William Blake's "A Cradle Song" is a remarkably different lullaby compared to the similarly named "A Cradle Hymn" by his contemporary Isaac Watts, despite the fact that both are religion-themed poems that address a sleeping infant. "A Cradle Song's" tone, diction, and structure differ from those of Watts's poem, and these techniques help Blake emphasize the compassion--instead of the humility--in religion and confirm the divine nature of humanity.
The tones of the two poems differ from the outset. Watts begins with an imperative "HUSH!"(1), a harsh, silencing word that helps to establish the didactic tone of his poem. Later, the author also commands the infant to "See his Face, and sing his Praise!"(52). Compared to "A Cradle Song's" mellifluous muttering, this poem has many exclamatory phrases that signify a raising of the voice that would potentially disturb the infant. The author has to assure him thus: "Soft, my Child; I did not chide thee, / Tho' my Song might sound too hard"(25-26). In comparison, "A Cradle Song" proves far more soothing because the sentence fragments and verses are shorter and do not vary much in length, the meter even-toned as if emulating the narration of a lullaby. This effect is heightened by the presence of soft alliterative sounds such as ""sweet sleep"(5), "sweet smiles"(9), and finally "sleep sleep"(17). The repetition helps supply the poem with a sense of continuity, serenity.

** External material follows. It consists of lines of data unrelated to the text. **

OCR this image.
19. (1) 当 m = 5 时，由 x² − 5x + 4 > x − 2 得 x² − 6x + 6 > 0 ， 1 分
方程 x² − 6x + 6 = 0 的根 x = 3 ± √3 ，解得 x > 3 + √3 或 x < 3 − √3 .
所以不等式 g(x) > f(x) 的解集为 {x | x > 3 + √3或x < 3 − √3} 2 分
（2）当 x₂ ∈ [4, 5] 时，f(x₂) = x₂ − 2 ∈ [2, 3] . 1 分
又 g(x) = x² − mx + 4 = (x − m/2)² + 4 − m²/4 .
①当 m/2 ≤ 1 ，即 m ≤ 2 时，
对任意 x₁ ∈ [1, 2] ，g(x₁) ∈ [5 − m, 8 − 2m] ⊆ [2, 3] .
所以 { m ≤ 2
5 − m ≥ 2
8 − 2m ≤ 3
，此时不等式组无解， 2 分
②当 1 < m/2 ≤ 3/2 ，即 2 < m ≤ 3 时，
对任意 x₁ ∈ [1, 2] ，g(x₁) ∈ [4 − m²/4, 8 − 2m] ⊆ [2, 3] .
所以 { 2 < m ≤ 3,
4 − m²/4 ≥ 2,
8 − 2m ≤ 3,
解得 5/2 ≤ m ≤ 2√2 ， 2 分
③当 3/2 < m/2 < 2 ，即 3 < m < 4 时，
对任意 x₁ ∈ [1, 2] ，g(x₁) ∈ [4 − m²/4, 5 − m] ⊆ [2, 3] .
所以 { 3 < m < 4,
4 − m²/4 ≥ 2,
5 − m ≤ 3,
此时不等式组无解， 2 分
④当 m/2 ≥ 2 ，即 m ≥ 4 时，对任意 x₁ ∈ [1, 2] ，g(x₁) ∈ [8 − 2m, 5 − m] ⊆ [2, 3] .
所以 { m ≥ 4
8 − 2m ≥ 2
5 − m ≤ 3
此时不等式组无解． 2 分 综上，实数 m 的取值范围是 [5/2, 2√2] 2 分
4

The diction of the two poems also contribute to the different effects of the poems. While both evoke the image of the Christ child, Watts's poem does so in a manner that bespeaks of chastisement and humiliation. His use of words such as "brutal"(19), "cursed"(22), "affront"(24), "shameful"(29), "angry"(32), and "bitter"(47) produces a strong sense of uneasiness for the reader, if not for the infant. Compare these words to the ones Blake selects: there are eleven instances of "sweet" or "sweeter," five of "happy," and nine of "smiles" or "smil'd" not to mention words like "delight"(10), "dovelike"(13) or phrases like the wonderfully pleasing "happy silent moony beams"(4). These words and their constant presence throughout the poem contribute to its comparatively gentler, more uplifting tone.
Structurally and thematically, too, Blake's poem differs from Watts's. His religious instruction is one that emphasizes compassion and the divine aspect of human beings. Rather than indirectly blaming the infant for Christ's suffering as Watts does, Blake tells the child: "Thou his image ever see, / Heavenly face that smiles on thee"(27-28). The compassionate tears that Blake's Christ sheds proves a much softer image than that of Watts's "abus'd"(30) Christ. The weeping "mother"(10) in the poem serves the same purpose. Structurally, "A Cradle Hymn" draws the line between human and divinity quite sharply. The reader can always tell when the author is talking to his child and when he is talking about Christ. The distinction is not so clear in Blake's poem. Blake addresses the infant "my happy child"(8), yet the descriptions of the child's "infant crown"(6) and the hovering Angel in the same stanza cast doubt on which infant Blake is describing. While Watts emphasizes the difference between the fortunes of the poem's child and Christ, Blake tells the infant that "in thy face, / Holy image I can trace"(21-22) and that "Infant smiles are [Christ's] own smiles"(31).
Comparing Watts's "A Cradle Hymn" and Blake's "A Cradle Song," it is evident that though the two poems have similar motifs they are actually vastly different. Blake adopts gentler, more soothing tone and diction in order to emphasize the compassion in religion, while the poem's ambiguous structure and a few of its explicit lines illustrate that Blake sees divinity in humanity rather than the distinction between "blest Redeemer"(48) and prostrate worshipper that Watts describes.